I assert that the common genre of "postmodern art" known as "pop art" is a confluence of two discreet currents—one at its end and one at its earliest beginnings. The one at its end is a current where it is believed that there is only one way to look at art, in terms of its interpretation, meaning, and effects. Gombrich's seminal The Story of Art is the perfect example of the attempt to maintain a predominant meaning over the canon of artworks. Yet Pop Art, such as Andy Warhol's work, blows such a mindset to bits. For what could such work, as his Brillo Pads, mean except what the viewer personally finds, far distanced from a 'metanarrative'?

On the other hand, the current at its beginning is the realization (if relatively unconscious to many artists up to recently) that not only is there not one meaning or interpretation to art, but that meanings possibly meant by the author/artist are sometimes completely missed, and instead interpreted by viewers in a radically different way. Thus, and I think the various accounts of artists tackling this issue will bear this out, there is not a singular, monolithic "meaning" of any artifact, but instead a "spectrum of meaning" from the most fundamental to the most discreet. In today's art circles, we value the best art for its variety of meanings, held within various contexts. This means that we value art because it is polysemous—artwork has, literally, 'many signs'.

No mattter what the deconstructionists howl, it is literally impossible for a piece of art to not say something. Even if the artwork suggests, "there is nothing for art to say anymore", that in and of it self is a meaning conveyed by the art. Thus arises the contradiction in such art that aims towards non-meaning. It is beyond possibility for an artifact to be about nothing. Every artifact makes some sort of statement, and every "thing" has semiotic qualities, and thus has meaning installed. Some are more transparent than others, naturally. But a clouded or muddy statement is still a statement. Duchamp's famous porcelain toilet, even if deconstructionist in intent, still has both an intent, and a meaning. It is impossible for an artist to escape either of those in the artwork he or she produces. Humans find meaning in every moment of our lives, and especially in the moments that include absorption in artwork.

Of course many artists try to accomplish just that task of non-meaning. They try to remove themselves from the artistic process, or claim that in no way shape or form does an artist make meaning. All meaning, the thought goes, is created by viewers. That is fine. I see nothing wrong with that. But carried to its logical conclusion, the basic point emerges that the artist is a viewer, too. The artist witnesses the birth of an artifact (performance, song, poem, sculpture, and so on) in a more intimate and connected way than the other viewers. It is not that there is a huge distinction between artist and the lay viewers. The difference lies in the degree of distance from the creative process that produced the artifact, even if the artifact itself is meant to lay dormant until viewers come along to "create it". Potential art, in this sense, is still born in the awareness of the artist. And art with meaning unconscious to the artist at the time of conception provides opportunity for artists and viewers to share in the discovery.
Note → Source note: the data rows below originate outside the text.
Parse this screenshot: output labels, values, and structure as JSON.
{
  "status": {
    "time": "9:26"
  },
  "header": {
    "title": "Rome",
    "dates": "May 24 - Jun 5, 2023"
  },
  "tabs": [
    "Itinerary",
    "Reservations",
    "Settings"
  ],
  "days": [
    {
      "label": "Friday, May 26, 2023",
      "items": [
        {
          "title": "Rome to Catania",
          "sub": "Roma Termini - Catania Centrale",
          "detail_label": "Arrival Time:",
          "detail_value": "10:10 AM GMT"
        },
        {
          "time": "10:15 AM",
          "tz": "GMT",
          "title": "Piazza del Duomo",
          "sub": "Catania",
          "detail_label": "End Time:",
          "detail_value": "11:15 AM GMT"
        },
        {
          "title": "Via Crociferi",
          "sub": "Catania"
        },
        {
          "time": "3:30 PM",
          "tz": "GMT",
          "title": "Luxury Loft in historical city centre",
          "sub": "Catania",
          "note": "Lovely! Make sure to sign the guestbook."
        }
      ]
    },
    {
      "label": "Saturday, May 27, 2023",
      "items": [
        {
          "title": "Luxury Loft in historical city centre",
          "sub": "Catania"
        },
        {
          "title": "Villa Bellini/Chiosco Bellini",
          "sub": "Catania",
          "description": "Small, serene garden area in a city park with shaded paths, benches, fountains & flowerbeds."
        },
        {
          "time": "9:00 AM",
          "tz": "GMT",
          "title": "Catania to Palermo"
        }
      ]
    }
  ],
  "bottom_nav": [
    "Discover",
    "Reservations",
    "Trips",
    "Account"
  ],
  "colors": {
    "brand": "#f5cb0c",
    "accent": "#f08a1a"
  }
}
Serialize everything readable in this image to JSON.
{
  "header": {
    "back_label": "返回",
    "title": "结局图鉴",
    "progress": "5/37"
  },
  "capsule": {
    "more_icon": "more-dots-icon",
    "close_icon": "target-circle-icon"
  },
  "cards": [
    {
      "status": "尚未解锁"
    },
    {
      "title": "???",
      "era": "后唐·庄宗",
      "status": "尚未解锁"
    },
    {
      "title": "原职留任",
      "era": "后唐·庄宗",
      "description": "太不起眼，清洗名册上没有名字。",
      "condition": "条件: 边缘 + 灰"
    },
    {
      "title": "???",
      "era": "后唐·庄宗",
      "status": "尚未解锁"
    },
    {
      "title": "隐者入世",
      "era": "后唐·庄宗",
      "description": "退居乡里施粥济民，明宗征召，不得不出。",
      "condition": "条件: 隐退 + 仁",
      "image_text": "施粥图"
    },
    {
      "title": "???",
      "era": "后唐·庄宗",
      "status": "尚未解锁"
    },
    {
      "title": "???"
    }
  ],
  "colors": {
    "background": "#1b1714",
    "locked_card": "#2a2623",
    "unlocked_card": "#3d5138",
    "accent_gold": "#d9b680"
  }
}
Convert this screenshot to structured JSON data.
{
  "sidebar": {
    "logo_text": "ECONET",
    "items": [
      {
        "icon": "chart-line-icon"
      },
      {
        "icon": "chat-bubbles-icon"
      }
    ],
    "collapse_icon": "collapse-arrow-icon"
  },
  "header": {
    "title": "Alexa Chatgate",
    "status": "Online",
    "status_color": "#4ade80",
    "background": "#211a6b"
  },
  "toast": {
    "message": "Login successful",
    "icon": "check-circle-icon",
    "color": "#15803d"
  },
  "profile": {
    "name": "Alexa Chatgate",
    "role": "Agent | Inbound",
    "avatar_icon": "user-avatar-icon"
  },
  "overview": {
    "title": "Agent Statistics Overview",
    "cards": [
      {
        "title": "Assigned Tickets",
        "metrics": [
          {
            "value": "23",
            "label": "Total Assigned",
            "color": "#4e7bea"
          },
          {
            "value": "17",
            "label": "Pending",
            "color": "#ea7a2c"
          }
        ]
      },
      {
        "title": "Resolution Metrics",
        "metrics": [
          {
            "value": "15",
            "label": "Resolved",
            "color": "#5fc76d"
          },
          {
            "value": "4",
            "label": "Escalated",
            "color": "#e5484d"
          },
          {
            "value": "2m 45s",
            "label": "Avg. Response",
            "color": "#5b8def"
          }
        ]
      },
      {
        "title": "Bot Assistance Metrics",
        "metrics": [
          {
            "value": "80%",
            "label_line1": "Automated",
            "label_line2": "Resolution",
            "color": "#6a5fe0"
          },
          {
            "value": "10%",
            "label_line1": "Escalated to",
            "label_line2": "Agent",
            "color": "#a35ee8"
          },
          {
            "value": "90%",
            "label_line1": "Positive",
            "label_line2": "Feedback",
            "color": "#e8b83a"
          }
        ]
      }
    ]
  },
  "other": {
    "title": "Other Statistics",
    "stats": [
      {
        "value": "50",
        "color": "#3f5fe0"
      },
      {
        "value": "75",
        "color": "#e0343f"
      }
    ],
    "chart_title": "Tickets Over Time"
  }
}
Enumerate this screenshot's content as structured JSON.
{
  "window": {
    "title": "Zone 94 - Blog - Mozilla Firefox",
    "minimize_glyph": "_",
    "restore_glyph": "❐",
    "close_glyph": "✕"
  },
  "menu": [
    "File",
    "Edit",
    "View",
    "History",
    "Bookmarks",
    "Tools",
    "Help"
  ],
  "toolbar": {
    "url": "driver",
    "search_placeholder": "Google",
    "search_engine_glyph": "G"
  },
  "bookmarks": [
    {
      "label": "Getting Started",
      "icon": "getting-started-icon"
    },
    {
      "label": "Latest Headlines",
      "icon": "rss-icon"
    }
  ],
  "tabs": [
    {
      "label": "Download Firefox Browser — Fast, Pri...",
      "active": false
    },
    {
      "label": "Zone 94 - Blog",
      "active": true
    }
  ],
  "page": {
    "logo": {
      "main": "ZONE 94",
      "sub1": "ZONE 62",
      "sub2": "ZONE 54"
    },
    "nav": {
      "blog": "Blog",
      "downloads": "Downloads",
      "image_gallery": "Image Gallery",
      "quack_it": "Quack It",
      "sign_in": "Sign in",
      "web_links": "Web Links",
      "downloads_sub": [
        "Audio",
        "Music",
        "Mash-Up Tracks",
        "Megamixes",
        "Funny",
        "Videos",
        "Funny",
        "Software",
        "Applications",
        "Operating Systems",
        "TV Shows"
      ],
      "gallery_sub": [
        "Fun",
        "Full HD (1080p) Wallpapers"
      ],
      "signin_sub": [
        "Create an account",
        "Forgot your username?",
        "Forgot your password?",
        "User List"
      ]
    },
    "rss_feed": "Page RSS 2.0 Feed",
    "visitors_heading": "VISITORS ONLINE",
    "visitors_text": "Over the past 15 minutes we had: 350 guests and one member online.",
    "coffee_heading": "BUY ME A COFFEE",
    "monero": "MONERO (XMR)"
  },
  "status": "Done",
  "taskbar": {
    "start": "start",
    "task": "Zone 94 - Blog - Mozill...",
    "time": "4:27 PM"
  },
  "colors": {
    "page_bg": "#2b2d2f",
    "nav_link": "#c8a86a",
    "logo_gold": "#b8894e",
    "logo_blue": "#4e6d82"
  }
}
If this assertion holds water—that "postmodernism" is actually "late modernism", and thus a subset of modernism— a great deal of contemporary art would be due for a reappraisal. Artworks that are nihilistic, deconstructionistic, and transgressive in intent are assessed by the test of polysemy. Simply, are there many meanings? We would have to flesh out the currents of the "postmodern" that align with the end of modernism, and those that are legitimately beyond modernism. And in fact, this "beyond modern", I suggest is simply "integral art". Thus in this sense, the history of art is that which has emerged from ancient to classical to medieval to renaissance to baroque to modern, and then to integral.